For consumption-based enterprise scaling, the pay-as-you-go setup is where procurement teams will focus. For high-priority environments, requests served under the consumption-based model are served at a higher priority than those from monthly subscription plans. Sakana says standard Fugu charges a single rate of the highest-tier underlying model involved in a query, without stacking multi-agent fees. For Fugu Ultra (fugu-ultra-20260615), pricing is fixed per one million tokens: $5 input, $30 output, and $0.50 cached input. Rates increase for extreme workloads utilizing context windows above 272K tokens to $10 input, $45 output, and $1.00 cached input. VentureBeat also includes a Frontier AI Model API Pricing Snapshot, which suggests Fugu Ultra could be expensive relative to some single-model APIs depending on context length and provider rates.

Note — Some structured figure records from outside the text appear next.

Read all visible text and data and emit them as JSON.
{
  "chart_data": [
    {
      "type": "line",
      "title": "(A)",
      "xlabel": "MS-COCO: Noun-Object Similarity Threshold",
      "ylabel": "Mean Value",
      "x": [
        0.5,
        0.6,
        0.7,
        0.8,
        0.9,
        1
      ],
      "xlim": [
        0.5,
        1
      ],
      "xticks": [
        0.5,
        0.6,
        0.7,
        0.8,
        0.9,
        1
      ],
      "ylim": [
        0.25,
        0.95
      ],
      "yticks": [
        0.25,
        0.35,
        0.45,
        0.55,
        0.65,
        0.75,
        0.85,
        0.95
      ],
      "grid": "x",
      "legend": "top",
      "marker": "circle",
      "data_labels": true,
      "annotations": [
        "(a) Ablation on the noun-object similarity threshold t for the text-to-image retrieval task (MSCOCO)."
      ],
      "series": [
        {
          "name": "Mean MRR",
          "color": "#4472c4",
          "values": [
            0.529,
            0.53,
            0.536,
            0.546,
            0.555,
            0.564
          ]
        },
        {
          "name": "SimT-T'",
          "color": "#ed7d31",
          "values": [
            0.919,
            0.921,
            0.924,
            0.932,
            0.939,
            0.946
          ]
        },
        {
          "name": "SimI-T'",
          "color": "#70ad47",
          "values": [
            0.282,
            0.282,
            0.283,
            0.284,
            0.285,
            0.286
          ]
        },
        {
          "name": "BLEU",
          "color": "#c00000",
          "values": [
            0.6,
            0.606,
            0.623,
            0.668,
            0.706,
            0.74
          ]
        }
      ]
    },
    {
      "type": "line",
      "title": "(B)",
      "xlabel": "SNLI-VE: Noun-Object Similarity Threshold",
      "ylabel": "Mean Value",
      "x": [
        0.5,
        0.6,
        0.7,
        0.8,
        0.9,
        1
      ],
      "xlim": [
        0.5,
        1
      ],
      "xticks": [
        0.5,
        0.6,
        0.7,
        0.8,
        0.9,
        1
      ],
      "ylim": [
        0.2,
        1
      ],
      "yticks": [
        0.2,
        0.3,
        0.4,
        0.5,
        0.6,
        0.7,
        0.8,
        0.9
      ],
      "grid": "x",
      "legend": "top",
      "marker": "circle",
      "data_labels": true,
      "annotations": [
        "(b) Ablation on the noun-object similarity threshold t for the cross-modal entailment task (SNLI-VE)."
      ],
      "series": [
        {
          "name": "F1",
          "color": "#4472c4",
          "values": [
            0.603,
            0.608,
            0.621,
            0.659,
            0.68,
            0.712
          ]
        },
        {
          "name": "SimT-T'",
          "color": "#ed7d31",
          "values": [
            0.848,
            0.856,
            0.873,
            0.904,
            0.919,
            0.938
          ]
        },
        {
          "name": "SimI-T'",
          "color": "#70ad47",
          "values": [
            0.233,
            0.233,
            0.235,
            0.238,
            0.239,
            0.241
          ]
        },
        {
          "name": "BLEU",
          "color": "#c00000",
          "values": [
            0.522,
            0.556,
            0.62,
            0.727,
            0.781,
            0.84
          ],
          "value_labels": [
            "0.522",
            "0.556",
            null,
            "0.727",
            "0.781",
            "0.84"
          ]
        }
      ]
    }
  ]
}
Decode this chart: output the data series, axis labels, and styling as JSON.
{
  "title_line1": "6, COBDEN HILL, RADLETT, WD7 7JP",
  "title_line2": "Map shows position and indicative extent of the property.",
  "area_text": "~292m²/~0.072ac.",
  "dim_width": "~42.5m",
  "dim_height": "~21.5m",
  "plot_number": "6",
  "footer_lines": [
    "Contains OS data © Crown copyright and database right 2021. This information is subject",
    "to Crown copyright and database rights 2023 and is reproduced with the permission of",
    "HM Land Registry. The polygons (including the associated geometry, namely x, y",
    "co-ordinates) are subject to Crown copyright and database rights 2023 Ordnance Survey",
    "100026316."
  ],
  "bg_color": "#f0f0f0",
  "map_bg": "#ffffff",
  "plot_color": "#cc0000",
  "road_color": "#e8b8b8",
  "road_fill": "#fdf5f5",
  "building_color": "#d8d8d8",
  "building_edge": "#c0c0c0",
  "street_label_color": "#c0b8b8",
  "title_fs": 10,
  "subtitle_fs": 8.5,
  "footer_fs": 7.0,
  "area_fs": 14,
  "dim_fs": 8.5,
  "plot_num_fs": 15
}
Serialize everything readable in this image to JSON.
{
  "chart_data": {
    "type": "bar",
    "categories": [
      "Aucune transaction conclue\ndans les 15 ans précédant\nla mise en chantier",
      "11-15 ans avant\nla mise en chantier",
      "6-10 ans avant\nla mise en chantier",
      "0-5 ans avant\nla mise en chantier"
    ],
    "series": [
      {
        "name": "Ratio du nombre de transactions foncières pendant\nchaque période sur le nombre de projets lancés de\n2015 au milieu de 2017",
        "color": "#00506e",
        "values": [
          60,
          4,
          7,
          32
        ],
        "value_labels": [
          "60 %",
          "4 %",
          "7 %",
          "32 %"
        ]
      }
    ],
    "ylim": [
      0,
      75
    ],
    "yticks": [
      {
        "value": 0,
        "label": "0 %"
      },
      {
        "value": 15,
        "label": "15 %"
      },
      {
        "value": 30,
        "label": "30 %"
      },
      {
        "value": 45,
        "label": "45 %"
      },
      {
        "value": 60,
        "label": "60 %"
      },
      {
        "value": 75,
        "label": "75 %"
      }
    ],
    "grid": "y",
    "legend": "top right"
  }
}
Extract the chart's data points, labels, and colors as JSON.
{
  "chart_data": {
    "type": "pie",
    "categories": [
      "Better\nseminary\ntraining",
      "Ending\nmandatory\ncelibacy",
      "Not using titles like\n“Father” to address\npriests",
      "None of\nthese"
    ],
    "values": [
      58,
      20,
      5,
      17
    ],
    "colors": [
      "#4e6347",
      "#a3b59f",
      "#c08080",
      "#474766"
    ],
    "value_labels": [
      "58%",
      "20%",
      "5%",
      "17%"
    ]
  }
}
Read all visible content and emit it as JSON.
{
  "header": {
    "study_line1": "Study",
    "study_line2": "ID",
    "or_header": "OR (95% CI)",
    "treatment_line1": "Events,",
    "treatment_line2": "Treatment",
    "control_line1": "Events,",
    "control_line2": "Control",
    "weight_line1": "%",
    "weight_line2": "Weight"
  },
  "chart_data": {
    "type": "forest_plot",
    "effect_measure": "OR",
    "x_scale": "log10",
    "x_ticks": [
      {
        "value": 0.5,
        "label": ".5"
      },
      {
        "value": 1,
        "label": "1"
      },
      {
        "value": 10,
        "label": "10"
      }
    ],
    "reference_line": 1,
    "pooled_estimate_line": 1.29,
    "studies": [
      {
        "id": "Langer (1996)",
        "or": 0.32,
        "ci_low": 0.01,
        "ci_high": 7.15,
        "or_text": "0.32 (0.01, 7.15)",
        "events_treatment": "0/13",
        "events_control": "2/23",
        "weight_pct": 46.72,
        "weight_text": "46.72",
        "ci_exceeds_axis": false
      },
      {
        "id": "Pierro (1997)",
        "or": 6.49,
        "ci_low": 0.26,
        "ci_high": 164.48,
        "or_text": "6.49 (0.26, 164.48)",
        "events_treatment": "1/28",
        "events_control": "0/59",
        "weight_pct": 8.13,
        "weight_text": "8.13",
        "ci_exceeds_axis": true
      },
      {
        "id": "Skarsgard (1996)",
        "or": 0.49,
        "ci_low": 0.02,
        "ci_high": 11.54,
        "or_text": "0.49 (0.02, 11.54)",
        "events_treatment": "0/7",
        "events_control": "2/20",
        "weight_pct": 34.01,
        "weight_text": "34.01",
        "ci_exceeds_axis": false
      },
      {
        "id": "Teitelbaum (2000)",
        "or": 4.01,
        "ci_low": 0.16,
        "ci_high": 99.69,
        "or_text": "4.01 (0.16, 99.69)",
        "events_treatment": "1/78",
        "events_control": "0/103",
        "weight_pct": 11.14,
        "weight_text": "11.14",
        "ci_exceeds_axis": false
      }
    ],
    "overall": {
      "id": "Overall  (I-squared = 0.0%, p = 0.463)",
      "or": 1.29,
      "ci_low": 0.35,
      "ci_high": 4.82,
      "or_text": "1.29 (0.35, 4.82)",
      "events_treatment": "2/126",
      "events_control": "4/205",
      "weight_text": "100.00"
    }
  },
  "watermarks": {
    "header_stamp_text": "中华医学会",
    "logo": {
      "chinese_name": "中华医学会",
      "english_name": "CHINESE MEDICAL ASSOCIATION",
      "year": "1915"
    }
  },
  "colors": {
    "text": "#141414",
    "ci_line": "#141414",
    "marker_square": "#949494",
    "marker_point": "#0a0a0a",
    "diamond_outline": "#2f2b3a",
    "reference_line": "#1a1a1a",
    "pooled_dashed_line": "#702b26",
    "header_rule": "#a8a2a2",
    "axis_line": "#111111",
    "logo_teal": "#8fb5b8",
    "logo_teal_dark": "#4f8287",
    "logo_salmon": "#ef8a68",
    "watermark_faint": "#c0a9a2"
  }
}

Here is the second-order risk executives should absorb: orchestration models are effectively a new concentration point. If the customer-facing API becomes the control plane for multi-model routing, then procurement, security, and legal teams will need to treat that orchestration vendor as mission critical. Sakana’s pitch is that Fugu reduces concentration risk from any one underlying provider, especially under export-control volatility. The counterweight is that you now depend on Sakana’s proprietary coordination patterns and availability. For founders building enterprise AI, investors evaluating platform defensibility, and CIOs scaling production deployments, the question becomes less “which single model is best,” and more “which orchestration approach keeps systems reliable when model access, policies, or providers change overnight.”